Neither organization nor the smaller groups united under the Al Qaeda-linked Jalalat roof organization showed the slightest willingness to heed him, DEBKA-Net-Weekly's sources report. They all vowed to keep up their cross-border missiles and mortar fire, confident they could get away with defying the Hamas rulers of the Gaza Strip because they are backed from Tehran.


Iran enlists Al Qaeda to keep IDF busy in Gaza and away from Lebanon


In fact, the Jihad Islami was told not only to step up its attacks on Israel but to pass missiles and mortar shells round to all the Palestinian organizations willing to join in the assaults, even though the Israeli Air Force this week began bombarding the new fortifications, singling out the command centers under Iranian construction.
According to one theory making the rounds in Jerusalem and IDF headquarters Iran is not averse to heightened clashes around the Gaza Strip – even at the cost of an IDF campaign – if they keep Israeli troops pinned down in the Gaza sector and out of the Lebanese crisis.
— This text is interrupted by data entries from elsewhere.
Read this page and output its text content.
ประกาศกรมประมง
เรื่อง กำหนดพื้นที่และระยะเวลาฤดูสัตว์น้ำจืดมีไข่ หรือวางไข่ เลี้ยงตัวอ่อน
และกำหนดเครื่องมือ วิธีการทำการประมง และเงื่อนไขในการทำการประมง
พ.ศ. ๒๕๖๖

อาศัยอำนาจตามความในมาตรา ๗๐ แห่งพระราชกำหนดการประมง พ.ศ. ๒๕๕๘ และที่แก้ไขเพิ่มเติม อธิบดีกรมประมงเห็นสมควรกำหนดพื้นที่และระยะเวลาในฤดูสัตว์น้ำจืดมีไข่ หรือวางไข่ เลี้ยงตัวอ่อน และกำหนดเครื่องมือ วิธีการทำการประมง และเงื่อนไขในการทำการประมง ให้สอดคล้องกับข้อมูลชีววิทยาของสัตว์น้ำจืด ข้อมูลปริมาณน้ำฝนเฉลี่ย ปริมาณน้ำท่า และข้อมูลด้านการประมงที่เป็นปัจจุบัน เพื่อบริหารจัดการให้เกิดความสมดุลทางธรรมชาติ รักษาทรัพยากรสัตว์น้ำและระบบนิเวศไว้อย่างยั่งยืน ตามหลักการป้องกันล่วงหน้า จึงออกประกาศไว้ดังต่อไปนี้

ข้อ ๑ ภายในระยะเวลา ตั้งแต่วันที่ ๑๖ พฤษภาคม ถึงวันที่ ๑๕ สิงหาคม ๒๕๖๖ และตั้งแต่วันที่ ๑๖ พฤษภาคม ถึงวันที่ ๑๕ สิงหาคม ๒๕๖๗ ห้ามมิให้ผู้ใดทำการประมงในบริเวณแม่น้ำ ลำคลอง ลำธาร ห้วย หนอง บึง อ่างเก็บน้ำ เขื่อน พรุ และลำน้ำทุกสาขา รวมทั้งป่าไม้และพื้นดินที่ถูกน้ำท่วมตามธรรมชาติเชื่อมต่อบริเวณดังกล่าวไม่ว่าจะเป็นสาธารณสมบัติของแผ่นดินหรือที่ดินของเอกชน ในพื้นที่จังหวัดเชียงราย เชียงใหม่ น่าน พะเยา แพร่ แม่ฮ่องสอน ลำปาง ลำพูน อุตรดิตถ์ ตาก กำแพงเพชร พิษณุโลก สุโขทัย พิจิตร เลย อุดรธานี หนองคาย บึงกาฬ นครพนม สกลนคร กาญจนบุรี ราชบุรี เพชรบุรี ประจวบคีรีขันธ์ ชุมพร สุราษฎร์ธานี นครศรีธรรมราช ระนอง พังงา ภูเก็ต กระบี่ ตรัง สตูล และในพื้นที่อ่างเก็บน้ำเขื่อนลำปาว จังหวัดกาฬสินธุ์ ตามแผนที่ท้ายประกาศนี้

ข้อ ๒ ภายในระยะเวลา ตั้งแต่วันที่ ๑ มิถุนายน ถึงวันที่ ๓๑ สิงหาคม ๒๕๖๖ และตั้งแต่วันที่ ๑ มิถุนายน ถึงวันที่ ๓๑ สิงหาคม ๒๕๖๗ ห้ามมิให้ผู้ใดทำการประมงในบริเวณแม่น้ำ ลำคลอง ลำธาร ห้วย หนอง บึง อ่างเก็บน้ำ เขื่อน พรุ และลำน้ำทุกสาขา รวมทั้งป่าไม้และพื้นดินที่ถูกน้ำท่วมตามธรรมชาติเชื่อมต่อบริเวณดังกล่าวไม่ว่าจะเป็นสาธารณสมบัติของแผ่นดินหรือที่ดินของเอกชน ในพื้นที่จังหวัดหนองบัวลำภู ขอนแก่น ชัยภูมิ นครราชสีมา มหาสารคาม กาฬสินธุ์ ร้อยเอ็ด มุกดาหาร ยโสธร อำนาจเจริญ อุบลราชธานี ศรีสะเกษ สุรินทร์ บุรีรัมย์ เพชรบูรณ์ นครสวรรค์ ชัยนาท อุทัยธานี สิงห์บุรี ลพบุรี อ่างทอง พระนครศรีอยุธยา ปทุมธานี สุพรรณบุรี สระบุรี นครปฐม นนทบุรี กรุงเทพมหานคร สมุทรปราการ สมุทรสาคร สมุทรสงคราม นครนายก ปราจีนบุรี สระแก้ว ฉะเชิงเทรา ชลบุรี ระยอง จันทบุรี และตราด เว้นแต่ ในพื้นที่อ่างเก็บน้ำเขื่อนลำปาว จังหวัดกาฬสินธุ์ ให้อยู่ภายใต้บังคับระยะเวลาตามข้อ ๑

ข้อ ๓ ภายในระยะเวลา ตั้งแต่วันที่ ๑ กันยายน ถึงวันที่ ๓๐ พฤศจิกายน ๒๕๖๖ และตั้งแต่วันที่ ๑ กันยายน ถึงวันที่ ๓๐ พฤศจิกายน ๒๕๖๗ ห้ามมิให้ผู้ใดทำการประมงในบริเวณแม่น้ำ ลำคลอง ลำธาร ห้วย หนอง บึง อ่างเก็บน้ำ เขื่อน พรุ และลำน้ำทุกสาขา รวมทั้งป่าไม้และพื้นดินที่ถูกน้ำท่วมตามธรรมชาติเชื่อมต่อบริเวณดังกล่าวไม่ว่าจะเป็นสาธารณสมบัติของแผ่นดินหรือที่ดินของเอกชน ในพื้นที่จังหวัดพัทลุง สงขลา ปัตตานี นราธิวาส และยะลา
(See separate article in this issue on Lebanon.)
A scarcely noticed development this week finally settled the two-year debate among intelligence experts in the US, Israel and its military over whether certain Palestinian radical groups in the Gaza Strip may be classified as linked to al Qaeda or not. The prevailing view in Washington and Jerusalem was that no such link had been proven.
But on Saturday, January 8, after IDF combat helicopters attacked a mortar-firing unit and wounded some of its members, Israeli field intelligence identified some the wounded as Yemenite fighters belonging to Al Qaeda in the Arabian Peninsula-AQAP, whom Iran had smuggled into the Gaza Strip via Sudan and Egyptian Sinai. The discovery quietly set of alarm bells in Washington and Jerusalem.
DEBKA-Net-Weekly's counterterrorism sources report that an unknown number of Yemenite AQAP fighters have established a presence in the Gaza Strip in partnership with a small Palestinian organization called the Monotheism and Jihad Group, which has headquarters in Gaza City.
In the past two weeks, this group has launched against Israel 10 missiles supplied by the Iranian-backed Islamic Jihad. This is further proof, in any were needed after Afghanistan and Iraq that radical Shiite Iran is perfectly willing to collaborate with Sunni Al Qaeda ad hoc, when it comes to fighting America or Israel.
Radical Islamist groups in the Gaza Strip have established operational ties with al Qaeda, in response to which the AQAP dispatched fighting strength to boost their campaigns of terror on the borders of Israel and Egypt.